Really good and plenty of space for two when we arrived
but after a while we were both breasted up – us with nb Chatsworth with a South African crew and Cleddau with nb Jasmine with a single-handed lady with two dogs.
It was a wonderfully social mooring with lots of human and dog chats. We have no idea who these people are, but Monty seemed to like them!
Boatwif and I ventured into Thrapston on Monday morning to find a rather lovely town with a good array of shops (Butcher (closed on Monday), baker, pharmacy, One Stop Shop and Co-op along with three pubs that we noticed and a Fish and Chip shop. There are other independent shops to browse if you have the time and inclination.

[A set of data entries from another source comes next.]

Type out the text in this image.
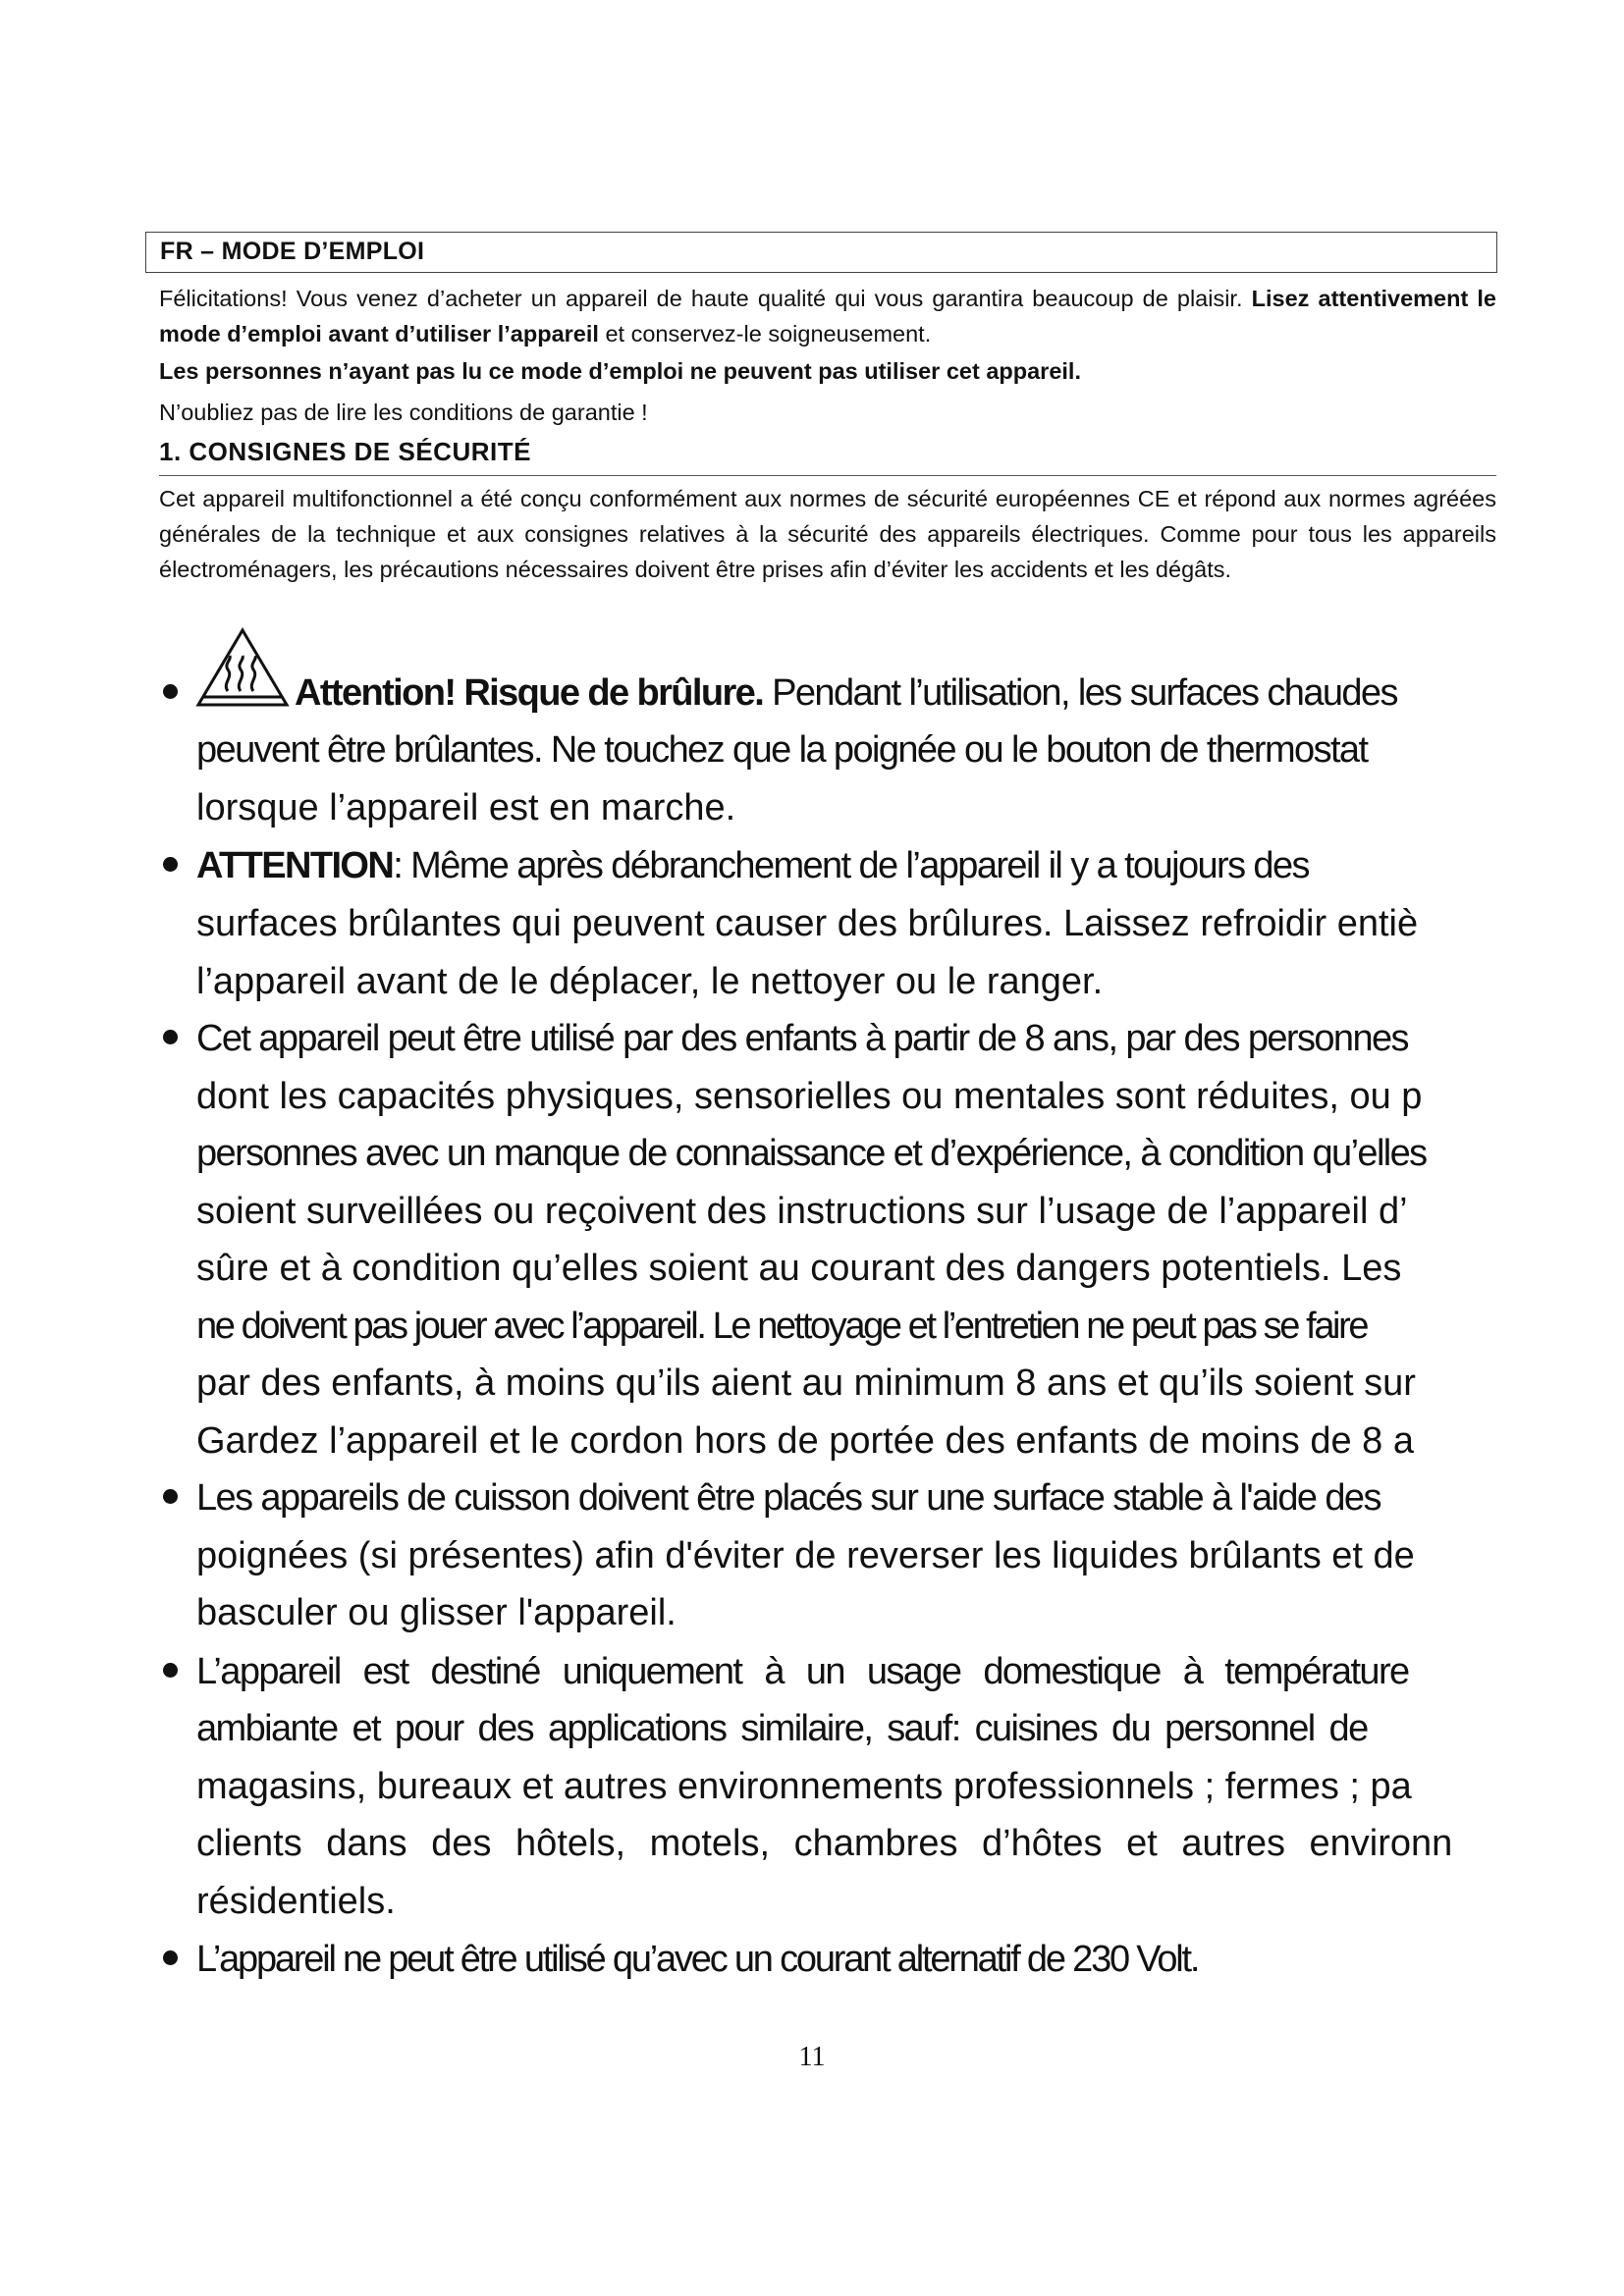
FR – MODE D’EMPLOI
Félicitations! Vous venez d’acheter un appareil de haute qualité qui vous garantira beaucoup de plaisir. Lisez attentivement le mode d’emploi avant d’utiliser l’appareil et conservez-le soigneusement.
Les personnes n’ayant pas lu ce mode d’emploi ne peuvent pas utiliser cet appareil.
N’oubliez pas de lire les conditions de garantie !
1. CONSIGNES DE SÉCURITÉ
Cet appareil multifonctionnel a été conçu conformément aux normes de sécurité européennes CE et répond aux normes agréées générales de la technique et aux consignes relatives à la sécurité des appareils électriques. Comme pour tous les appareils électroménagers, les précautions nécessaires doivent être prises afin d’éviter les accidents et les dégâts.
Attention! Risque de brûlure. Pendant l’utilisation, les surfaces chaudes
peuvent être brûlantes. Ne touchez que la poignée ou le bouton de thermostat
lorsque l’appareil est en marche.
ATTENTION: Même après débranchement de l’appareil il y a toujours des
surfaces brûlantes qui peuvent causer des brûlures. Laissez refroidir entiè
l’appareil avant de le déplacer, le nettoyer ou le ranger.
Cet appareil peut être utilisé par des enfants à partir de 8 ans, par des personnes
dont les capacités physiques, sensorielles ou mentales sont réduites, ou p
personnes avec un manque de connaissance et d’expérience, à condition qu’elles
soient surveillées ou reçoivent des instructions sur l’usage de l’appareil d’
sûre et à condition qu’elles soient au courant des dangers potentiels. Les
ne doivent pas jouer avec l’appareil. Le nettoyage et l’entretien ne peut pas se faire
par des enfants, à moins qu’ils aient au minimum 8 ans et qu’ils soient sur
Gardez l’appareil et le cordon hors de portée des enfants de moins de 8 a
Les appareils de cuisson doivent être placés sur une surface stable à l'aide des
poignées (si présentes) afin d'éviter de reverser les liquides brûlants et de
basculer ou glisser l'appareil.
L’appareil est destiné uniquement à un usage domestique à température
ambiante et pour des applications similaire, sauf: cuisines du personnel de
magasins, bureaux et autres environnements professionnels ; fermes ; pa
clients dans des hôtels, motels, chambres d’hôtes et autres environn
résidentiels.
L’appareil ne peut être utilisé qu’avec un courant alternatif de 230 Volt.
11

Monday 9th June: The Kings Head at Wadenhoe
We are booked in for dinner tonight, so the moorings are free and rather wonderful. We had a really short day today – just the one lock and one and half hours motoring, hence the time to catch up. The weather is glorious, so a pint or two were purchased and we sat and had lunch at a table in the shade of some rather magnificent trees in the pub garden – bliss. This really is the life!!
Other bits and bobs:
One bit of excitement we could have done without – when we arrived at Northampton on Thursday Chris noticed something awry in the engine room. An email to the boat builder that evening resulted in a phone conversation Friday morning, his agreement that it needed to be looked at, checked and if necessary repaired and he arranged for someone from Gayton Marina to fix it for us. It made for a late start, but that is part and parcel of boating and we were lucky that we were so accessible and that Bob has contacts all over the place!! Even better that we are still under warranty, so no cost to us.
There are plenty of people messing about on the river
An unusual travelling companion - Guinness the Mynah bird
Just as you have escaped from a close encounter with a tree on a blind bend - this appears!